Russia’s Radical Military Reform in Progress

Publication: Eurasia Daily Monitor Volume: 5 Issue: 223

First Deputy Defense Minister and Chief of General Staff General Nikolai Makarov
Russia’s Radical Military Reform in Progress
Russia’s top military commander, First Deputy Defense Minister and Chief of General Staff General Nikolai Makarov told journalists that the Russian army structure was too bulky and not fit for modern warfare. Makarov stated that radical military reforms would create a "modern, well armed, mobile armed force that could meet present and future challenges." Makarov did not elaborate on what these "challenges" might be (Interfax, November 19).

According to Makarov, in recent local wars in Chechnya and Georgia, Russian army regiments could field no more than a reinforced battalion battle group, while each division, consisting of several regiments, could muster at best only several such battalion groups. The Soviet command structure was created in the 1960s and inherited by modern Russia; its organization "of armies, divisions, regiments, and battalions [is] too cumbersome and ineffective," Makarov said. Brigades smaller than divisions but twice as big as regiments will be created as a replacement. Instead of sending mixed task forces consisting of elements of different divisions and regiments into battle, the Russian military plan in the future is to use brigades as better balanced, organized, and efficient battlefield formations (Interfax, November 19).

Makarov admitted that only 20 percent of the units of the Russian armed forces—the so called "permanent readiness units"—were ready for action at present. The rest are the so-called "cadre divisions," consisting of officers and NCOs but no soldiers. Such units were created to be staffed fully by reservists and expand into combat formations during mass mobilization in a time of war; but such "cadre units" would be useless in local conflicts. According to Makarov, all Russian armed forces units in the future will be in "permanent readiness" (Interfax, November 19). It would seem that Russian generals have acknowledged that preparing for a mass mobilization of millions of reservists in today’s Russia is a dream that could never happen. If this reform plan were indeed carried out in a consequential way, it could significantly improve Russia’s military capabilities.
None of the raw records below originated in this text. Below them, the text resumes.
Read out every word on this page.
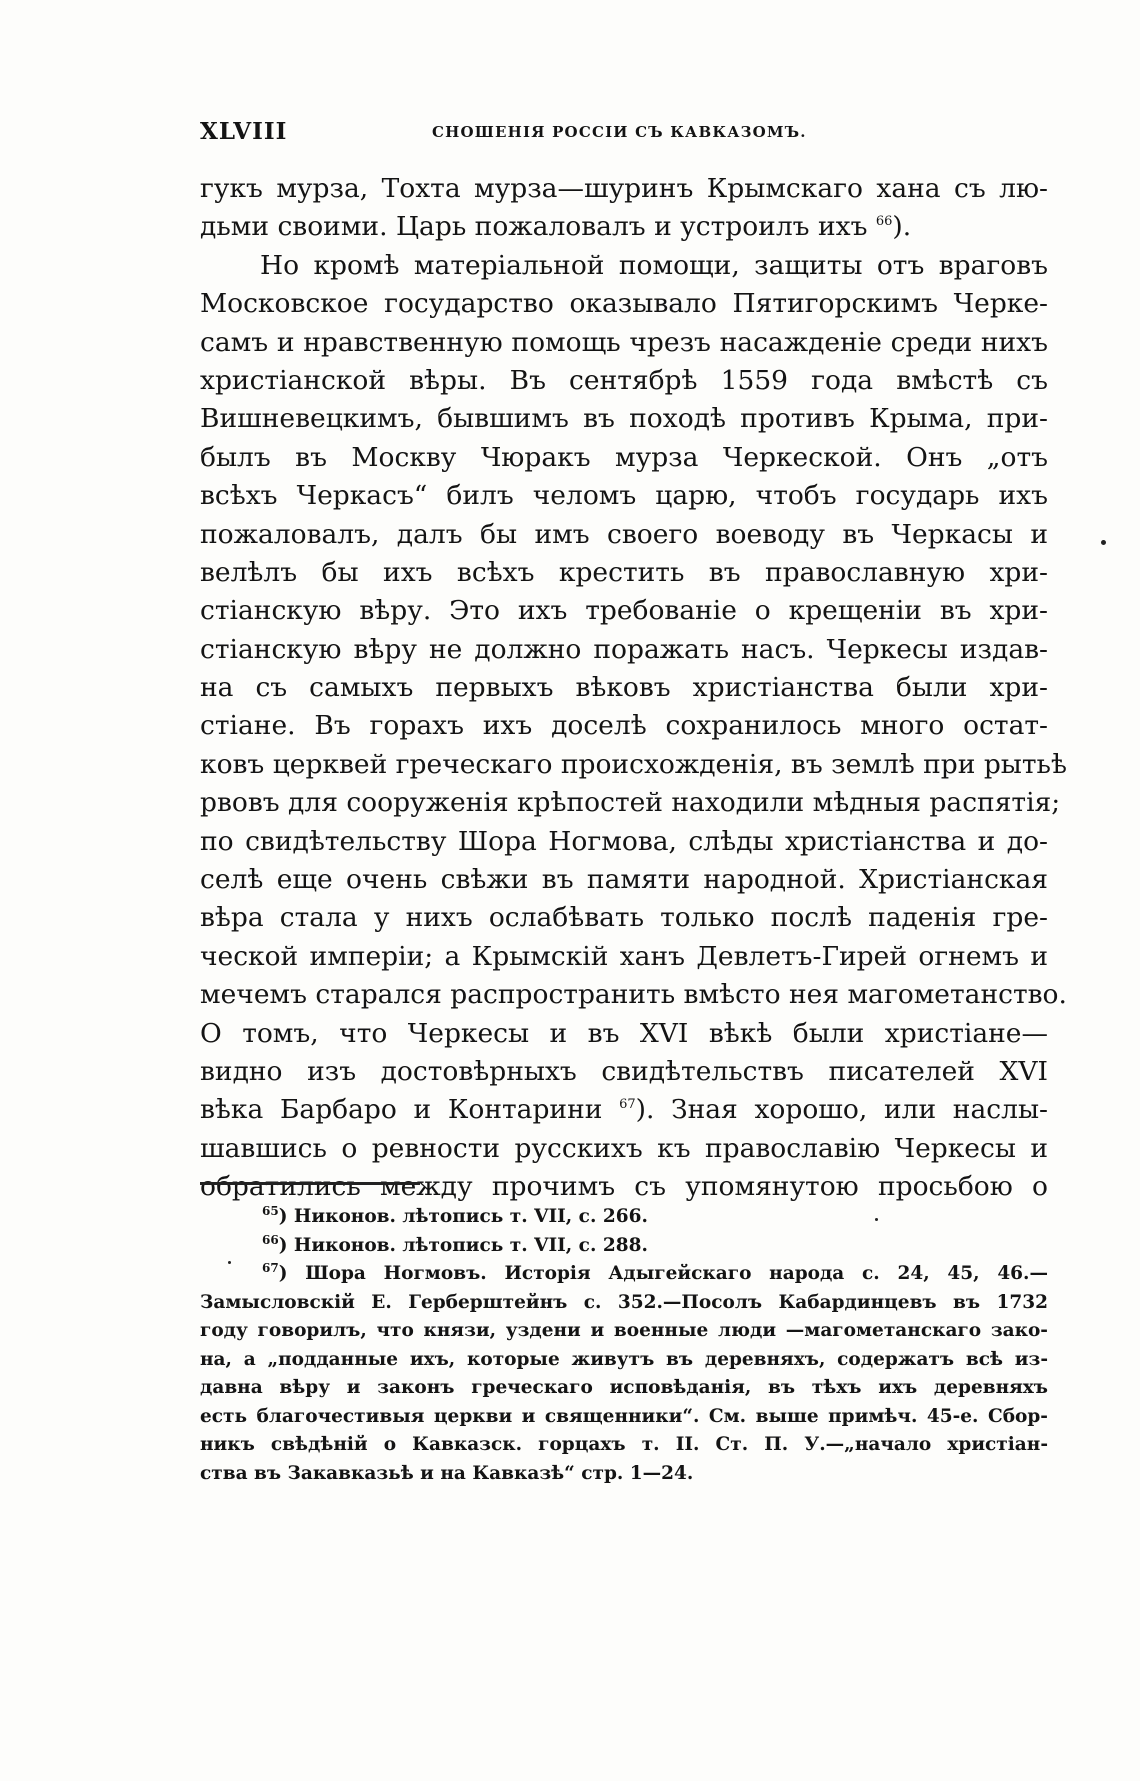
XLVIII	СНОШЕНІЯ РОССІИ СЪ КАВКАЗОМЪ.
гукъ мурза, Тохта мурза—шуринъ Крымскаго хана съ лю-
дьми своими. Царь пожаловалъ и устроилъ ихъ $^{66}$).
Но кромѣ матеріальной помощи, защиты отъ враговъ
Московское государство оказывало Пятигорскимъ Черке-
самъ и нравственную помощь чрезъ насажденіе среди нихъ
христіанской вѣры. Въ сентябрѣ 1559 года вмѣстѣ съ
Вишневецкимъ, бывшимъ въ походѣ противъ Крыма, при-
былъ въ Москву Чюракъ мурза Черкеской. Онъ „отъ
всѣхъ Черкасъ“ билъ челомъ царю, чтобъ государь ихъ
пожаловалъ, далъ бы имъ своего воеводу въ Черкасы и
велѣлъ бы ихъ всѣхъ крестить въ православную хри-
стіанскую вѣру. Это ихъ требованіе о крещеніи въ хри-
стіанскую вѣру не должно поражать насъ. Черкесы издав-
на съ самыхъ первыхъ вѣковъ христіанства были хри-
стіане. Въ горахъ ихъ доселѣ сохранилось много остат-
ковъ церквей греческаго происхожденія, въ землѣ при рытьѣ
рвовъ для сооруженія крѣпостей находили мѣдныя распятія;
по свидѣтельству Шора Ногмова, слѣды христіанства и до-
селѣ еще очень свѣжи въ памяти народной. Христіанская
вѣра стала у нихъ ослабѣвать только послѣ паденія гре-
ческой имперіи; а Крымскій ханъ Девлетъ-Гирей огнемъ и
мечемъ старался распространить вмѣсто нея магометанство.
О томъ, что Черкесы и въ XVI вѣкѣ были христіане—
видно изъ достовѣрныхъ свидѣтельствъ писателей XVI
вѣка Барбаро и Контарини $^{67}$). Зная хорошо, или наслы-
шавшись о ревности русскихъ къ православію Черкесы и
обратились между прочимъ съ упомянутою просьбою о
$^{65}$) Никонов. лѣтопись т. VII, с. 266.
$^{66}$) Никонов. лѣтопись т. VII, с. 288.
$^{67}$) Шора Ногмовъ. Исторія Адыгейскаго народа с. 24, 45, 46.—
Замысловскій Е. Герберштейнъ с. 352.—Посолъ Кабардинцевъ въ 1732
году говорилъ, что князи, уздени и военные люди —магометанскаго зако-
на, а „подданные ихъ, которые живутъ въ деревняхъ, содержатъ всѣ из-
давна вѣру и законъ греческаго исповѣданія, въ тѣхъ ихъ деревняхъ
есть благочестивыя церкви и священники“. См. выше примѣч. 45-е. Сбор-
никъ свѣдѣній о Кавказск. горцахъ т. II. Ст. П. У.—„начало христіан-
ства въ Закавказьѣ и на Кавказѣ“ стр. 1—24.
Makarov announced that the "central command structures of the Defense Ministry and General Staff have swollen to unseemly proportions and are not performing properly." He stated that the staffs of "central command structures of the Defense Ministry and General Staff" would be cut: "Of the present 21,500 officers and generals, 13,000 will fired" and "only those command structures that are indeed working will be retained" (Interfax, November 19). It is remarkable that Makarov, appointed last June to replace General Yuri Baluyevsky, became the chief of the General Staff at all (see EDM, June 5). When the chief states that the General Staff is inflated and ineffective, it is clear that drastic action is inevitable; but radical cuts in top military staff members cannot in itself improve performance. Makarov did not say to what extent the drastic cuts in staff personnel will be accompanied with significant changes in the structure of the Defense Ministry.

It is uncertain whether Moscow will follow the Western practice of building an essentially civilian Defense Ministry, moving significant administrative responsibilities out of the hands of the uniformed military. It is also a moot question whether an effective civilian Defense Ministry could establish civilian control over the military within the framework of the present authoritarian, totally undemocratic Russian state.

Makarov announced plans to rearm the reformed Russian military with new weapons: "In the coming three to five years we plan to replace 30 percent of old weapons with the newest ones and by 2018 to 2020, 80 to 100 percent" (Interfax, November 19). The promise sounds grand but remains vague: who will make the new weapons, what types will they be, and what will they cost? It is not clear that the Russian defense industry is up to the job.

Last week Duma Deputy Mikhail Musavatov quoted Makarov as announcing at a closed meeting of the Duma Defense Committee that Russia would buy unmanned intelligence-gathering drones from Israel. Makarov apparently said that Israeli-made drones had "performed well—on the Georgian side—during hostilities in Georgia in August." Communications and other modern technologies will be purchased abroad. Makarov admitted that the Russian defense industry could not make equipment of the same quality at present, "so we must buy foreign" (RIA-Novosti, November 13).

If the arrangement to buy Israeli drones indeed goes through, this will be the first time that Russia has officially obtained a major Western-made weapons system since the 1940s. Such a major change in defense procurement policy will, however, meet with opposition. Another Duma deputy, Mikhail Babich, announced the same day, "the Defense Committee decided that Russia would not buy Israeli drones but would develop its own" and that "Makarov agreed with that decision" (Interfax, November 13).

In the West parliament decides about the procurement of weapons, but in Russia the Duma simply rubber-stamps the decision. President Dmitry Medvedev announced this week, "A parliamentary republic would bring death to Russia" (Kommersant, November 19). If the Defense Ministry obtains approval from the Kremlin to go ahead and buy Israeli, it will be done.